Un film comme The Thirteenth Floor me fais immédiatement penser au livre La société hypermoderne : Ruptures et contradictions dirigé par Nicole Aubert. Dans ce livre, on y propose des réflexions sur les sociétés modernes dites hypermodernes et sur les nouveaux comportements de leurs individus. Les textes, écrits par plusieurs auteurs tels que Jacqueline Barus-Michel, Vincent de Gaulejac, Aude Harlé, Jacques Rhéaume et John Cultiaux, Panayis Panagiotopoulos et Nicole Aubert, proposent une réflexion hyper intéressante sur l’individu hypermoderne. En résumé, celui-ci travaille constamment à construire son image et à chercher son reflet dans les écrans.
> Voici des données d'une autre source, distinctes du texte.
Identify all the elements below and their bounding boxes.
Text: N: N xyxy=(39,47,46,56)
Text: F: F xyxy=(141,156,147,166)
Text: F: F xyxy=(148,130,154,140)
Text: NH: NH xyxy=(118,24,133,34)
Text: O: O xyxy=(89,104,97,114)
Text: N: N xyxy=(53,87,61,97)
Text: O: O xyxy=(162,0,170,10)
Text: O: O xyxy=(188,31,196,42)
Son rapport au temps est marqué par l’accélération, son rapport aux autres par l’éphémère et son rapport à lui-même par l’excès. Il est compétitif et centré davantage sur l’immédiat que sur le long terme. Son identité est multiple et en constante mutation et il évolue dans un univers où la technologie est au service de ses désirs et non de ses besoins.

The Thirteenth Floor est un film absolument divertissant, qui intègre à la fois la peur consciente ou inconsciente d’une technologie post-années 2000 qui viendrait bouleverser notre identité et qui vient chercher résonance dans nos interrogations actuelles. En fin de compte, peut-être est-ce mieux d’avoir découvert ce film 20 ans plus tard!? Je vous laisse vous faire votre propre avis.

Durée: 1h40

Actuellement disponible sur Netflix.